Re: Questions about btree_gin vs btree_gist for low cardinalitycolumns - Mailing list pgsql-general

From Peter J. Holzer
Subject Re: Questions about btree_gin vs btree_gist for low cardinalitycolumns
Date
Msg-id 20190602073732.kvan34sfotdlyc7s@hjp.at
Whole thread Raw
In response to Re: Questions about btree_gin vs btree_gist for low cardinality columns  (Morris de Oryx <morrisdeoryx@gmail.com>)
Responses Re: Questions about btree_gin vs btree_gist for low cardinality columns
List pgsql-general
On 2019-06-02 09:10:25 +1000, Morris de Oryx wrote:
> Peter, thanks a lot for picking up on what I started, improving it, and
> reporting back.
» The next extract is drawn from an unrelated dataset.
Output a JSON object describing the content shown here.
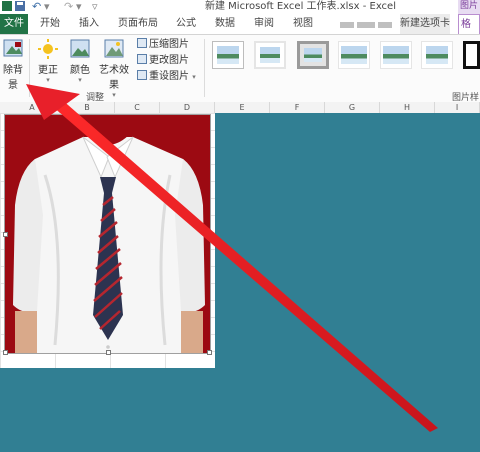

I thought I was providing timing estimates from the EXPLAIN
> cost dumps. Seems not. Well, there's another thing that I've learned.

The cost is how long the optimizer thinks it will take (in arbitrary
units). But it's just an estimate, and estimates can be off - sometimes
quite dramatically.

To get the real timings with explain, use explain (analyze). I often
combine this with buffers to get I/O stats as well:

wdsah=> explain (analyze, buffers) select min(date) from facttable_stat_fta4 where partnerregion = 'USA' and sitcr4 =
'7522'; 

╔══════════════════════════════════════════════════════════════════════════════════════════════════════════════════════════════════════════════════════════════════════════════╗
║                                                                                  QUERY PLAN
                                                      ║ 

╟──────────────────────────────────────────────────────────────────────────────────────────────────────────────────────────────────────────────────────────────────────────────╢
║ Aggregate  (cost=694.23..694.24 rows=1 width=4) (actual time=7.568..7.568 rows=1 loops=1)
                                                      ║ 
║   Buffers: shared hit=3 read=148 dirtied=114
                                                      ║ 
║   ->  Index Scan using facttable_stat_fta4_sitcr4_partnerregion_idx on facttable_stat_fta4  (cost=0.57..693.09
rows=455width=4) (actual time=0.515..7.493 rows=624 loops=1) ║ 
║         Index Cond: (((sitcr4)::text = '7522'::text) AND ((partnerregion)::text = 'USA'::text))
                                                      ║ 
║         Buffers: shared hit=3 read=148 dirtied=114
                                                      ║ 
║ Planning time: 0.744 ms
                                                      ║ 
║ Execution time: 7.613 ms
                                                      ║ 

╚══════════════════════════════════════════════════════════════════════════════════════════════════════════════════════════════════════════════════════════════════════════════╝
(7 rows)

And when you don't need the costs, you can turn them off:

wdsah=> explain (analyze, buffers, costs off) select min(date) from facttable_stat_fta4 where partnerregion = 'USA' and
sitcr4= '7522';  

╔════════════════════════════════════════════════════════════════════════════════════════════════════════════════════════════════════════╗
║                                                               QUERY PLAN
                ║ 

╟────────────────────────────────────────────────────────────────────────────────────────────────────────────────────────────────────────╢
║ Aggregate (actual time=0.598..0.598 rows=1 loops=1)
                ║ 
║   Buffers: shared hit=140
                ║ 
║   ->  Index Scan using facttable_stat_fta4_sitcr4_partnerregion_idx on facttable_stat_fta4 (actual time=0.054..0.444
rows=624loops=1) ║ 
║         Index Cond: (((sitcr4)::text = '7522'::text) AND ((partnerregion)::text = 'USA'::text))
                ║ 
║         Buffers: shared hit=140
                ║ 
║ Planning time: 0.749 ms
                ║ 
║ Execution time: 0.647 ms
                ║ 

╚════════════════════════════════════════════════════════════════════════════════════════════════════════════════════════════════════════╝
(7 rows)

See https://www.postgresql.org/docs/current/sql-explain.html for details.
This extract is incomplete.